There are many reasons for the bitterness of self-brewed liquor, the most important substances are fusels, phenolic compounds, aldehydes, peptides, sulfides, amino acids and inorganic salts, etc., these substances are mainly due to improper selection of raw materials, impure raw materials, unreasonable ingredients and improper control of process conditions.
How to solve the bitterness of self-brewed liquor.

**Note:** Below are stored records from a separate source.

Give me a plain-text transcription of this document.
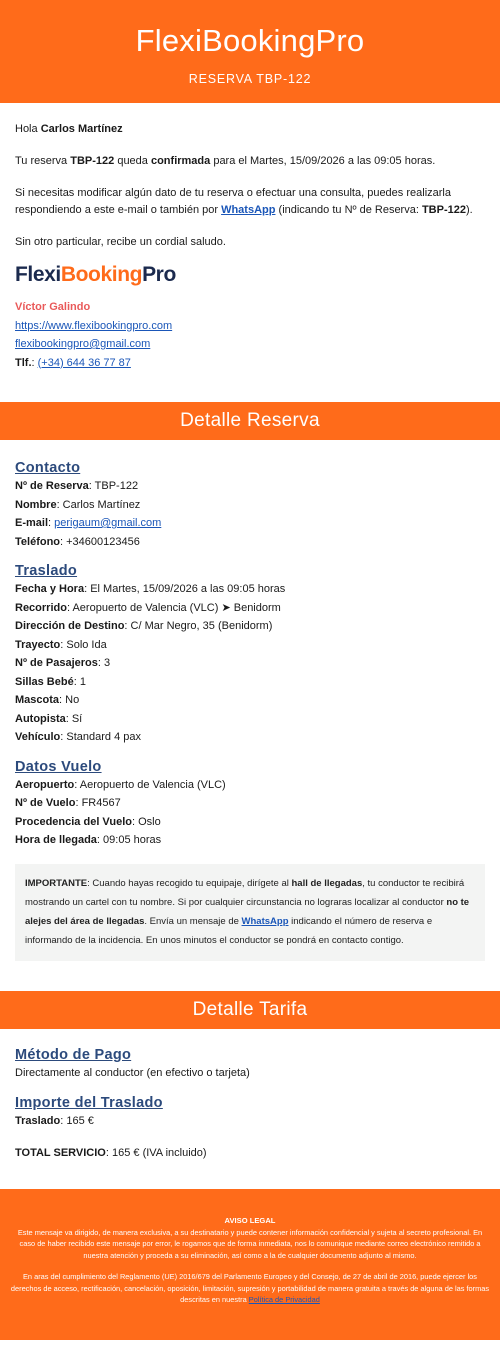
FlexiBookingPro
RESERVA TBP-122

Hola Carlos Martínez

Tu reserva TBP-122 queda confirmada para el Martes, 15/09/2026 a las 09:05 horas.

Si necesitas modificar algún dato de tu reserva o efectuar una consulta, puedes realizarla respondiendo a este e-mail o también por WhatsApp (indicando tu Nº de Reserva: TBP-122).

Sin otro particular, recibe un cordial saludo.

FlexiBookingPro
Víctor Galindo
https://www.flexibookingpro.com
flexibookingpro@gmail.com
Tlf.: (+34) 644 36 77 87
Detalle Reserva
Contacto
Nº de Reserva: TBP-122
Nombre: Carlos Martínez
E-mail: perigaum@gmail.com
Teléfono: +34600123456
Traslado
Fecha y Hora: El Martes, 15/09/2026 a las 09:05 horas
Recorrido: Aeropuerto de Valencia (VLC) ➤ Benidorm
Dirección de Destino: C/ Mar Negro, 35 (Benidorm)
Trayecto: Solo Ida
Nº de Pasajeros: 3
Sillas Bebé: 1
Mascota: No
Autopista: Sí
Vehículo: Standard 4 pax
Datos Vuelo
Aeropuerto: Aeropuerto de Valencia (VLC)
Nº de Vuelo: FR4567
Procedencia del Vuelo: Oslo
Hora de llegada: 09:05 horas
IMPORTANTE: Cuando hayas recogido tu equipaje, dirígete al hall de llegadas, tu conductor te recibirá mostrando un cartel con tu nombre. Si por cualquier circunstancia no lograras localizar al conductor no te alejes del área de llegadas. Envía un mensaje de WhatsApp indicando el número de reserva e informando de la incidencia. En unos minutos el conductor se pondrá en contacto contigo.
Detalle Tarifa
Método de Pago
Directamente al conductor (en efectivo o tarjeta)
Importe del Traslado
Traslado: 165 €
TOTAL SERVICIO: 165 € (IVA incluido)
AVISO LEGAL

Este mensaje va dirigido, de manera exclusiva, a su destinatario y puede contener información confidencial y sujeta al secreto profesional. En caso de haber recibido este mensaje por error, le rogamos que de forma inmediata, nos lo comunique mediante correo electrónico remitido a nuestra atención y proceda a su eliminación, así como a la de cualquier documento adjunto al mismo.

En aras del cumplimiento del Reglamento (UE) 2016/679 del Parlamento Europeo y del Consejo, de 27 de abril de 2016, puede ejercer los derechos de acceso, rectificación, cancelación, oposición, limitación, supresión y portabilidad de manera gratuita a través de alguna de las formas descritas en nuestra Política de Privacidad
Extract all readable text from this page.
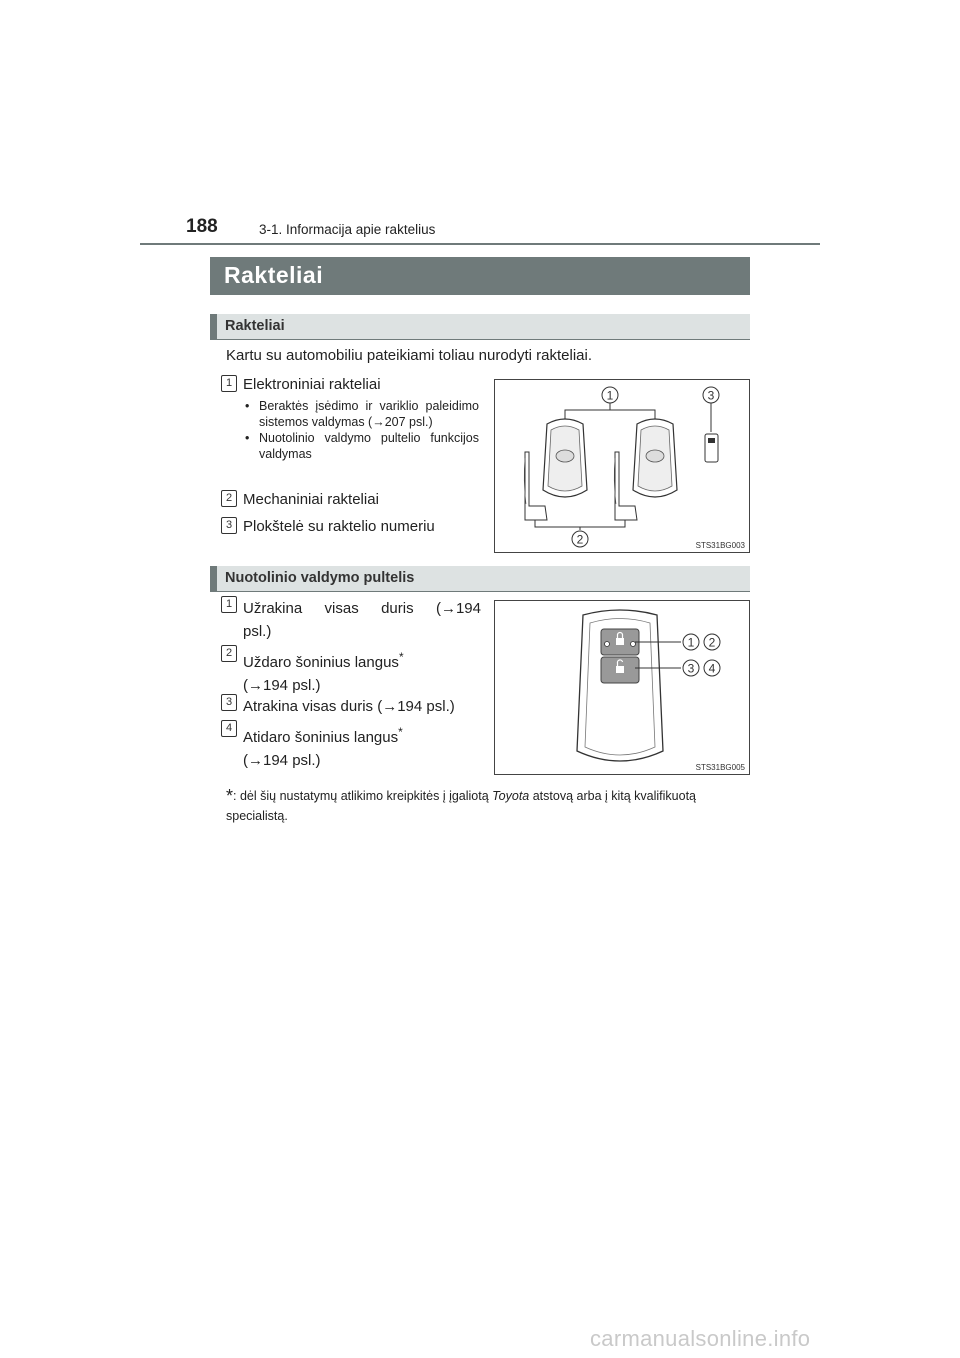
188	3-1. Informacija apie raktelius
Rakteliai
Rakteliai
Kartu su automobiliu pateikiami toliau nurodyti rakteliai.
1 Elektroniniai rakteliai
• Beraktės įsėdimo ir variklio paleidimo sistemos valdymas (→207 psl.)
• Nuotolinio valdymo pultelio funkcijos valdymas
2 Mechaniniai rakteliai
3 Plokštelė su raktelio numeriu
1	3
2	STS31BG003
Nuotolinio valdymo pultelis
1 Užrakina visas duris (→194
psl.)
2
Uždaro šoninius langus*
(→194 psl.)
3 Atrakina visas duris (→194 psl.)
4
Atidaro šoninius langus*
(→194 psl.)
1 2
3 4
STS31BG005
*: dėl šių nustatymų atlikimo kreipkitės į įgaliotą Toyota atstovą arba į kitą kvalifikuotą specialistą.
carmanualsonline.info
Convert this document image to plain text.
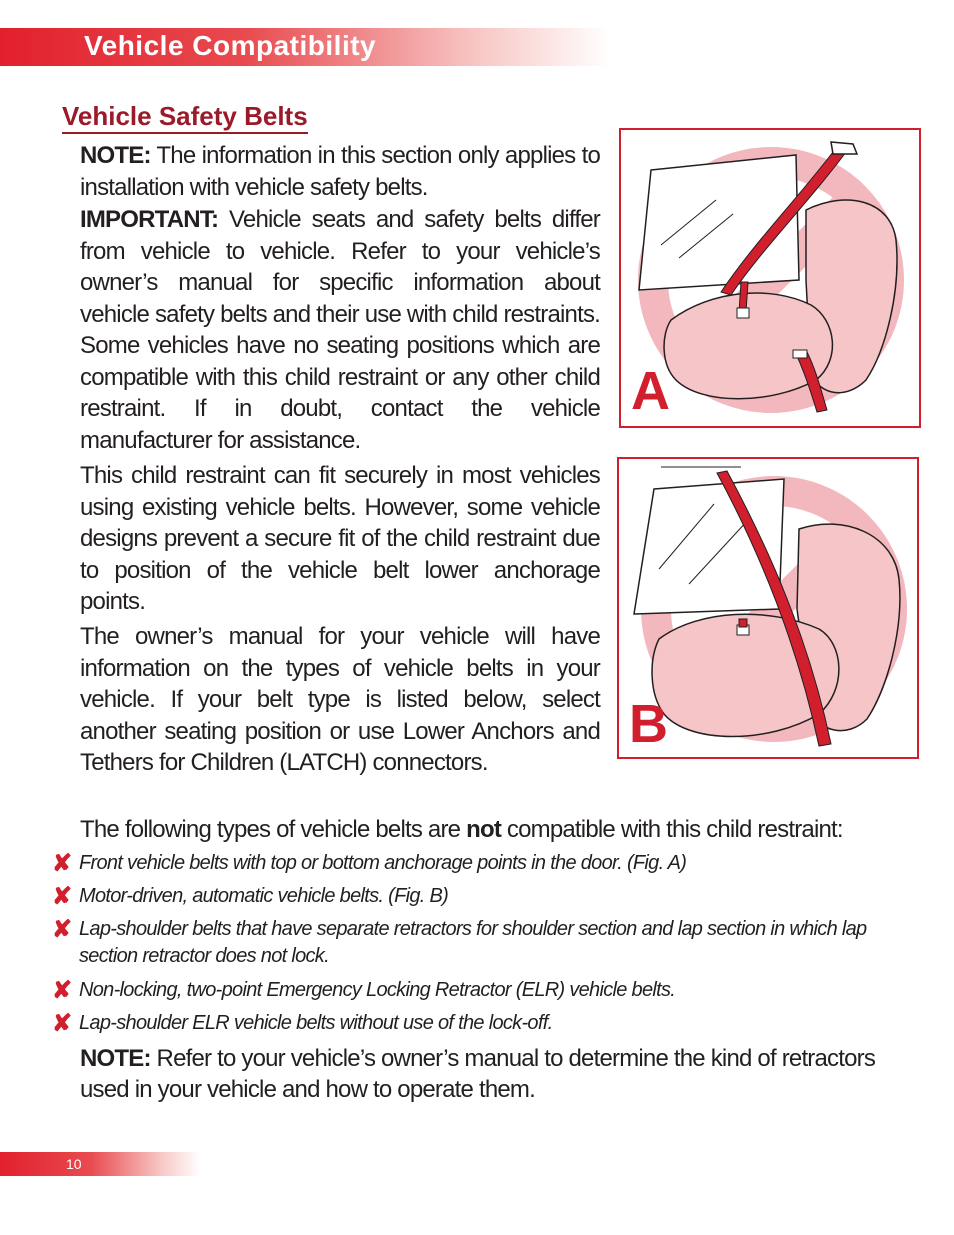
Vehicle Compatibility
Vehicle Safety Belts
NOTE: The information in this section only applies to installation with vehicle safety belts.
IMPORTANT: Vehicle seats and safety belts differ from vehicle to vehicle. Refer to your vehicle’s owner’s manual for specific information about vehicle safety belts and their use with child restraints. Some vehicles have no seating positions which are compatible with this child restraint or any other child restraint. If in doubt, contact the vehicle manufacturer for assistance.
This child restraint can fit securely in most vehicles using existing vehicle belts. However, some vehicle designs prevent a secure fit of the child restraint due to position of the vehicle belt lower anchorage points.
The owner’s manual for your vehicle will have information on the types of vehicle belts in your vehicle. If your belt type is listed below, select another seating position or use Lower Anchors and Tethers for Children (LATCH) connectors.
A
B
The following types of vehicle belts are not compatible with this child restraint:
✘ Front vehicle belts with top or bottom anchorage points in the door. (Fig. A)
✘ Motor-driven, automatic vehicle belts. (Fig. B)
✘ Lap-shoulder belts that have separate retractors for shoulder section and lap section in which lap section retractor does not lock.
✘ Non-locking, two-point Emergency Locking Retractor (ELR) vehicle belts.
✘ Lap-shoulder ELR vehicle belts without use of the lock-off.
NOTE: Refer to your vehicle’s owner’s manual to determine the kind of retractors used in your vehicle and how to operate them.
10
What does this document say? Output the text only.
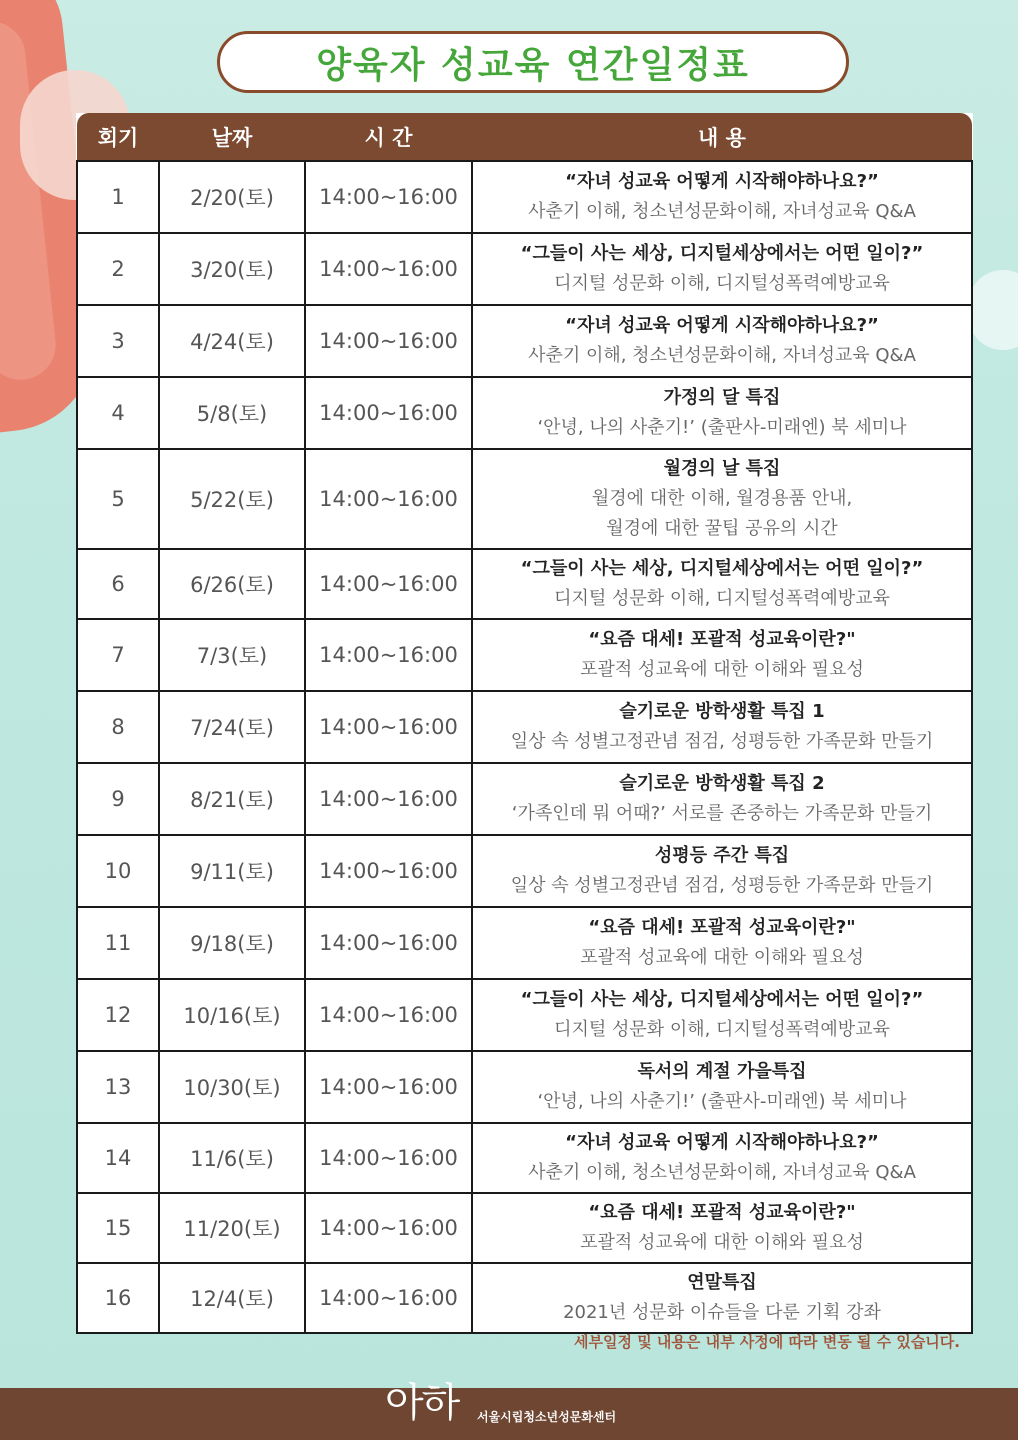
양육자 성교육 연간일정표
회기	날짜	시 간	내 용
1	2/20(토)	14:00~16:00	“자녀 성교육 어떻게 시작해야하나요?”
사춘기 이해, 청소년성문화이해, 자녀성교육 Q&A

2	3/20(토)	14:00~16:00	“그들이 사는 세상, 디지털세상에서는 어떤 일이?”
디지털 성문화 이해, 디지털성폭력예방교육

3	4/24(토)	14:00~16:00	“자녀 성교육 어떻게 시작해야하나요?”
사춘기 이해, 청소년성문화이해, 자녀성교육 Q&A

4	5/8(토)	14:00~16:00	가정의 달 특집
‘안녕, 나의 사춘기!’ (출판사-미래엔) 북 세미나

5	5/22(토)	14:00~16:00	월경의 날 특집
월경에 대한 이해, 월경용품 안내,
월경에 대한 꿀팁 공유의 시간

6	6/26(토)	14:00~16:00	“그들이 사는 세상, 디지털세상에서는 어떤 일이?”
디지털 성문화 이해, 디지털성폭력예방교육

7	7/3(토)	14:00~16:00	“요즘 대세! 포괄적 성교육이란?"
포괄적 성교육에 대한 이해와 필요성

8	7/24(토)	14:00~16:00	슬기로운 방학생활 특집 1
일상 속 성별고정관념 점검, 성평등한 가족문화 만들기

9	8/21(토)	14:00~16:00	슬기로운 방학생활 특집 2
‘가족인데 뭐 어때?’ 서로를 존중하는 가족문화 만들기

10	9/11(토)	14:00~16:00	성평등 주간 특집
일상 속 성별고정관념 점검, 성평등한 가족문화 만들기

11	9/18(토)	14:00~16:00	“요즘 대세! 포괄적 성교육이란?"
포괄적 성교육에 대한 이해와 필요성

12	10/16(토)	14:00~16:00	“그들이 사는 세상, 디지털세상에서는 어떤 일이?”
디지털 성문화 이해, 디지털성폭력예방교육

13	10/30(토)	14:00~16:00	독서의 계절 가을특집
‘안녕, 나의 사춘기!’ (출판사-미래엔) 북 세미나

14	11/6(토)	14:00~16:00	“자녀 성교육 어떻게 시작해야하나요?”
사춘기 이해, 청소년성문화이해, 자녀성교육 Q&A

15	11/20(토)	14:00~16:00	“요즘 대세! 포괄적 성교육이란?"
포괄적 성교육에 대한 이해와 필요성

16	12/4(토)	14:00~16:00	연말특집
2021년 성문화 이슈들을 다룬 기획 강좌
세부일정 및 내용은 내부 사정에 따라 변동 될 수 있습니다.
아하 서울시립청소년성문화센터
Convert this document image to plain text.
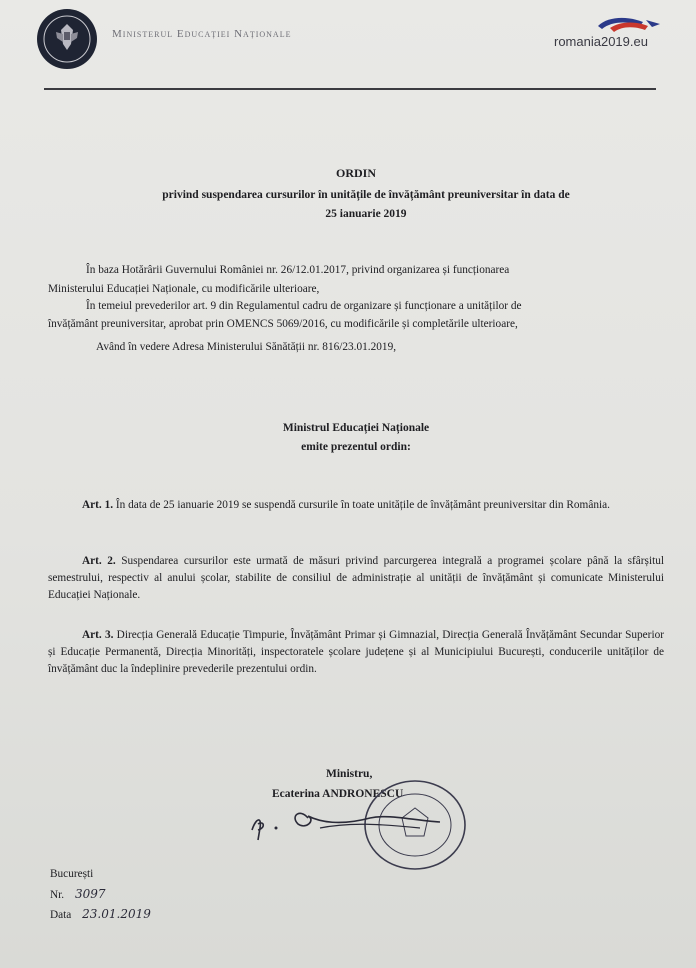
Ministerul Educației Naționale	romania2019.eu
ORDIN
privind suspendarea cursurilor în unitățile de învățământ preuniversitar în data de
25 ianuarie 2019
În baza Hotărârii Guvernului României nr. 26/12.01.2017, privind organizarea și funcționarea
Ministerului Educației Naționale, cu modificările ulterioare,
În temeiul prevederilor art. 9 din Regulamentul cadru de organizare și funcționare a unităților de
învățământ preuniversitar, aprobat prin OMENCS 5069/2016, cu modificările și completările ulterioare,
Având în vedere Adresa Ministerului Sănătății nr. 816/23.01.2019,
Ministrul Educației Naționale
emite prezentul ordin:
Art. 1. În data de 25 ianuarie 2019 se suspendă cursurile în toate unitățile de învățământ preuniversitar din România.
Art. 2. Suspendarea cursurilor este urmată de măsuri privind parcurgerea integrală a programei școlare până la sfârșitul semestrului, respectiv al anului școlar, stabilite de consiliul de administrație al unității de învățământ și comunicate Ministerului Educației Naționale.
Art. 3. Direcția Generală Educație Timpurie, Învățământ Primar și Gimnazial, Direcția Generală Învățământ Secundar Superior și Educație Permanentă, Direcția Minorități, inspectoratele școlare județene și al Municipiului București, conducerile unităților de învățământ duc la îndeplinire prevederile prezentului ordin.
Ministru,
Ecaterina ANDRONESCU
București
Nr. 3097
Data 23.01.2019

1. The content of organic acids must be controlled; Blending and seasoning techniques are used to weaken the bitter taste; steaming accessories; The music should be appropriate; Maintain a high quality production environment environment; Strictly control the reasonable production process;
2. In the early days, protein sugar or saccharin sodium will be added to the wine, and after the saccharin sodium products are banned, the winery will choose products that do not contain saccharin sodium, which makes the products have the advantages of sweet and refreshing aftertaste;
3. Another effective method is to dilute, when the presence of strange flavors is diluted to the extent that it does not affect the quality of the wine, it will improve its taste;
4. The slurry water must be treated in advance, and under normal circumstances, the filtration should be strengthened after adsorption with purification enzymes, which not only filters out impurities, but also makes the wine taste pure and many other benefits.
The reason for the bitterness of self-brewed liquor is already known, and you also know how to improve it, so try it again!